Y por eso le gusta tanto “Noche de Ronda”, de Agustín Lara, el
gran compositor mexicano que empezó tocando el piano en los burdeles
de Veracruz a los trece años (“Bueno, Brahms empezó a los once en
los del puerto de Hamburgo”, apunta él, “y sostenía que las
busconas son mejores que cualquier dama. Ya en la Grecia antigua, las
hetairas de clase alta disfrutaban de una consideración social muy
superior a la de la propia esposa.”), así que no es de extrañar
que la canción —como tantas otras del Flaco de Oro— esté
dedicada a una meretriz, a la que aconseja con cariño “que las
rondas no son buenas, / que hacen daño y dan penas, / y se acaba por
llorar”. “En la voz de Chabela, se convierte en el bolero más
triste del mundo”, asegura él.
Ayer,
desde nuestra mesa del Falstaff pude observar toda la escena a cámara
lenta: a nuestro lado había varias chicas “fashion” de muy buen
ver, vamos, despampanantes, con escotes exagerados, que parecían
recién salidas de un desfile de modelos, y él, volviendo de la
barra con su zumo de piña, las repasaba con una mirada penetrante,
fija, segura; consiguió que todas las nenas le mirasen a los ojos en
el momento en que iba acercándose a ellas, y un paso antes de estar
casi encima de las majestuosas féminas… se giró, dándoles la
espalda, alejándose con un movimiento de hombros y cadera al más
puro estilo Travolta. Les puso el caramelito en la boca… y se vino
con nosotros. No me extraña que en el barrio ya le llamaran Travolta
a los trece años, cuando se compró su primera cazadora de cuero
negro, como nos contaba Javi el otro día.
Está
en una búsqueda constante de un aroma de mujer, que materializa en
chicas esporádicas pero únicas en su tiempo, cuando compartió el
instante inmejorable de un orgasmo o de los trescientos sesenta y
cinco que, al ritmo que lleva conmigo, ¿quién sabe?, debió sentir
con aquel espejismo de rubia plomo —más que platino— que paseó
durante todo un año por el Falstaff.
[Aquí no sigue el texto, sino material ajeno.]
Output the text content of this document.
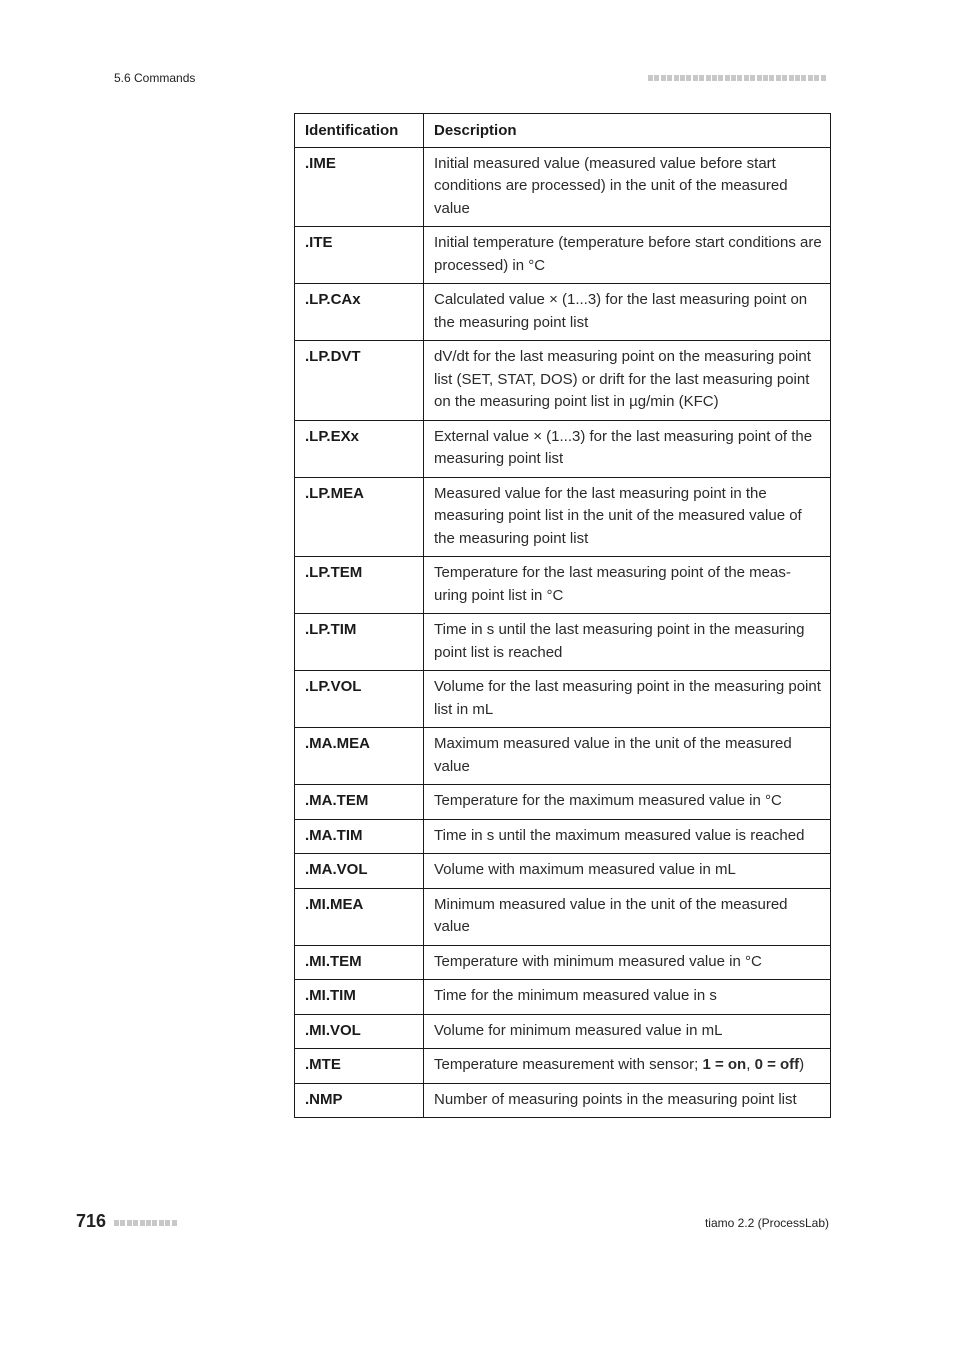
5.6 Commands
Identification	Description
.IME	Initial measured value (measured value before start conditions are processed) in the unit of the measured value
.ITE	Initial temperature (temperature before start conditions are processed) in °C
.LP.CAx	Calculated value × (1...3) for the last measuring point on the measuring point list
.LP.DVT	dV/dt for the last measuring point on the measuring point list (SET, STAT, DOS) or drift for the last measuring point on the measuring point list in µg/min (KFC)
.LP.EXx	External value × (1...3) for the last measuring point of the measuring point list
.LP.MEA	Measured value for the last measuring point in the measuring point list in the unit of the measured value of the measuring point list
.LP.TEM	Temperature for the last measuring point of the meas-uring point list in °C
.LP.TIM	Time in s until the last measuring point in the measuring point list is reached
.LP.VOL	Volume for the last measuring point in the measuring point list in mL
.MA.MEA	Maximum measured value in the unit of the measured value
.MA.TEM	Temperature for the maximum measured value in °C
.MA.TIM	Time in s until the maximum measured value is reached
.MA.VOL	Volume with maximum measured value in mL
.MI.MEA	Minimum measured value in the unit of the measured value
.MI.TEM	Temperature with minimum measured value in °C
.MI.TIM	Time for the minimum measured value in s
.MI.VOL	Volume for minimum measured value in mL
.MTE	Temperature measurement with sensor; 1 = on, 0 = off)
.NMP	Number of measuring points in the measuring point list
716	tiamo 2.2 (ProcessLab)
Él nunca lo reconocería, pero
la rubia le volvió loco y le dejó hecho polvo, aturdido por
completo.
Y
sus sueños son transmutaciones de la realidad al mundo que generan
sus neuronas; si lo observas, ves que muere cada vez que cierra los
ojos, y percibes que hay algo que se está transformando, que avanza
de una forma inexorable al reciclaje, cuerpo y mente han entrado en
una metamorfosis.
Sabe
que el caos que se anunció hace tiempo en su vida presagia un cambio
indiscutible que no hay forma de evitar, sólo con la muerte, y ahora
es apenas el inicio de un día más, la ilusión del próximo
viaje, una promesa delicuescente. Son afirmaciones que suenan
extrañas porque nos las tomamos como lugares comunes e ignoramos su
verdad aplastante.
Yo
le veo así, pero él jamás será capaz de ver los fantasmas que me
fustigan hasta hacerme perder lo que busco, lo que necesito. Las
personas y los sentimientos, la simplicidad y el mundo entero…,
todo, todo
lo he asimilado mintiéndome a mí misma para poder aceptar la
auténtica crueldad de la vida en su más pura irracionalidad, para
poder desvelar la única verdad absoluta: la Realidad es tan absurda
y despiadada que provoca dentro de mí hemorragias de tristeza.